Mar 13, 2025 by ADMIN 183 views

**Finding the Derivative of the Inverse Function**

Introduction

In calculus, the concept of inverse functions and their derivatives is crucial for understanding various mathematical concepts. Given a function $f(x)$ , its inverse function $f^{-1}(x)$ is defined as a function that undoes the action of $f(x)$ . In this article, we will explore how to find the derivative of the inverse function $f^{-1}(x)$ , given the derivative of the original function $f(x)$ .

The Relationship Between the Derivative of a Function and its Inverse

To find the derivative of the inverse function $f^{-1}(x)$ , we need to understand the relationship between the derivative of a function and its inverse. Let's consider a function $f(x)$ and its inverse $f^{-1}(x)$ . We know that the derivative of $f(x)$ is denoted as $f'(x)$ , and the derivative of $f^{-1}(x)$ is denoted as $(f^{-1})'(x)$ .
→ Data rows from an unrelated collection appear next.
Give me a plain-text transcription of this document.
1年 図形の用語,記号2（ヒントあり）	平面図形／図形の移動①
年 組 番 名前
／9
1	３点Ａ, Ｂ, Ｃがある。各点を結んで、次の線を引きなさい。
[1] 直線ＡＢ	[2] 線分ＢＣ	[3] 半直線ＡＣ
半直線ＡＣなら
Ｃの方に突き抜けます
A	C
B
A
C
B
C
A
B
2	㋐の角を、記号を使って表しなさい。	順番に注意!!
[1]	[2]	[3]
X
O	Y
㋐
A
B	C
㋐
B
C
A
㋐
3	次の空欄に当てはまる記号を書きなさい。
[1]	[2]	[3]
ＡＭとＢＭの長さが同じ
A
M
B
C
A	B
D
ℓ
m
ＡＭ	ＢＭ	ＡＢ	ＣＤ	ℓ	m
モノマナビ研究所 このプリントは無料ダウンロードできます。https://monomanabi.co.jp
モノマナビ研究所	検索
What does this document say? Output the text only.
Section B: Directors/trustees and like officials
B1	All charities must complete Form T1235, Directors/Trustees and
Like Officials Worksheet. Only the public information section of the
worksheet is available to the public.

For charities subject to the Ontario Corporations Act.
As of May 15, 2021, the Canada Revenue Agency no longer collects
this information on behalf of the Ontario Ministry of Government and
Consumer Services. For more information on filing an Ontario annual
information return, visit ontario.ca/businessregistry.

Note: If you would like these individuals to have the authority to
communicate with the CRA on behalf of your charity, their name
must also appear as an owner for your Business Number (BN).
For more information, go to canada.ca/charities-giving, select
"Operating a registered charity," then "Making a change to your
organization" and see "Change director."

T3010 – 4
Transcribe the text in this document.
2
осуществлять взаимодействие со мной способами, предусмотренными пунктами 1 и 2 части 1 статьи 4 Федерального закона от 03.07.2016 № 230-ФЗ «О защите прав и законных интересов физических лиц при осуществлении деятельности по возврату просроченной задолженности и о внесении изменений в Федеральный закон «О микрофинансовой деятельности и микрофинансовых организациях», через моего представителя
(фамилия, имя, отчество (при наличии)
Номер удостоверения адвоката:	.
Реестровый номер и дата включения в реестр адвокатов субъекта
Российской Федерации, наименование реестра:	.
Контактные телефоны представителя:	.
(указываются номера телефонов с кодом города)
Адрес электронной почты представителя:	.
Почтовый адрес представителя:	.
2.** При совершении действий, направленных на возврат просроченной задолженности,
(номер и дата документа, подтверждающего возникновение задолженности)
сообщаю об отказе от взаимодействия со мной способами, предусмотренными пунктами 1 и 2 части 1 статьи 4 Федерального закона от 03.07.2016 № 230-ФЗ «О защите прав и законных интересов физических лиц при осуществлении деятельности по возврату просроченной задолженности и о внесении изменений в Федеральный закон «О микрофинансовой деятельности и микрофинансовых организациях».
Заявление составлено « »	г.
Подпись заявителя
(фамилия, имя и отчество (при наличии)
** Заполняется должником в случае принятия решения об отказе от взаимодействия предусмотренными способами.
The Formula for the Derivative of the Inverse Function

The formula for the derivative of the inverse function $f^{-1}(x)$ is given by:

\left(f^{-1}\right)'(x) = \frac{1}{f'(f^{-1}(x))}

This formula states that the derivative of the inverse function $f^{-1}(x)$ is equal to the reciprocal of the derivative of the original function $f(x)$ , evaluated at the point $f^{-1}(x)$ .

Applying the Formula to the Given Problem

Now, let's apply the formula to the given problem. We are given that the slope of the curve $y=f(x)$ at $(1,5)$ is $\frac{5}{6}$ . This means that the derivative of the function $f(x)$ at the point $x=1$ is $\frac{5}{6}$ .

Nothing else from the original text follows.